Actually, the fact that George Soros, the liberal billionaire fund manager, who is seen as the enemy of Trump, makes statements supporting Trump's trade wars with China is a reflection of this thesis. In 2017, Trump signed a decree to withdraw the U.S. from the multilateral Trans-Pacific Partnership agreement, the product of China's containment policy. Later, however, Trump also gave signs that he wanted to return to this partnership.
Trump promised to withdraw the U.S. from the “endless wars” in the Middle East. Trump did not take a determined stance on this issue either. We have seen how violently the resident elites in Washington reacted to Trump's attempt to withdraw troops from northern Syria. I understand that, for these elites, it is more important that the Middle East remains unstable. There is Syria to the west and Pakistan to the east of the geopolitical area, one end of which goes to Kazakhstan and the other to Yemen in the south. It is not in vain that this field is the area of activity of Centcom, the U.S. Central Forces Command.
This line appears to be a roadblock hindering China's progress in Eurasia on the north/south axis. Energy resources, which play an important role in China's economic growth, are largely located in this region. It is important to have energy resources, but it is more important to control the flow maps of energy. Do Americans, who see China as the biggest rival for the U.S., want this region to stabilize in favor of China? The question to be asked at this point will be “which stability?”. If there is no stability in favor of the U.S., of course, this region will be made unstable for China. This region is of critical importance for China's “new silk road” project, which extends to London. This project is capable of confining the U.S. to its continent. Therefore, the undermining of the project will be in the interest of Washington.
The broad Middle East basin is a vital area of geopolitical rivalry for the U.S., EU, China and Russia. The stability strategies of these forces for the greater Middle East contradict each other. However, at a time when the global system is in a crisis, we must state that these forces are also politically divided. These divisions, which reflect the contradiction of “globalists” and “nation-states,” are undoubtedly closely tied to the fate of all elections.
The elections to be held in the U.S. in 2020 are also crucial because they embody all these contradictions.
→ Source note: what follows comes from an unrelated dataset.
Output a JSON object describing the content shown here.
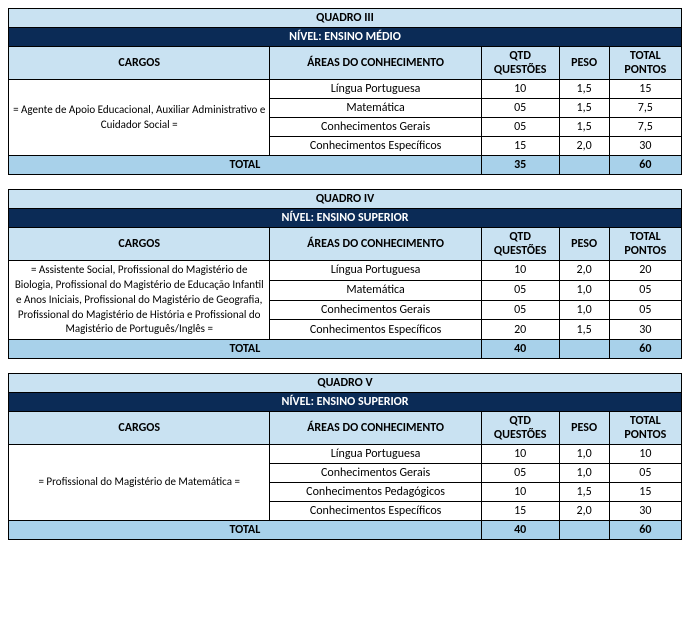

Another important question is whether the Greater Middle East will continue to be the object of the “Great Game,” where great powers play. The crisis in the world system is deepening and decision time is fast approaching. Do the local powers in the Greater Middle East have any stabilization strategies for this region? This is the topic that should be occupying the minds of our intellectuals and policy makers. Chaos or order, conflict or reconciliation, to die or to be resurrected, which one?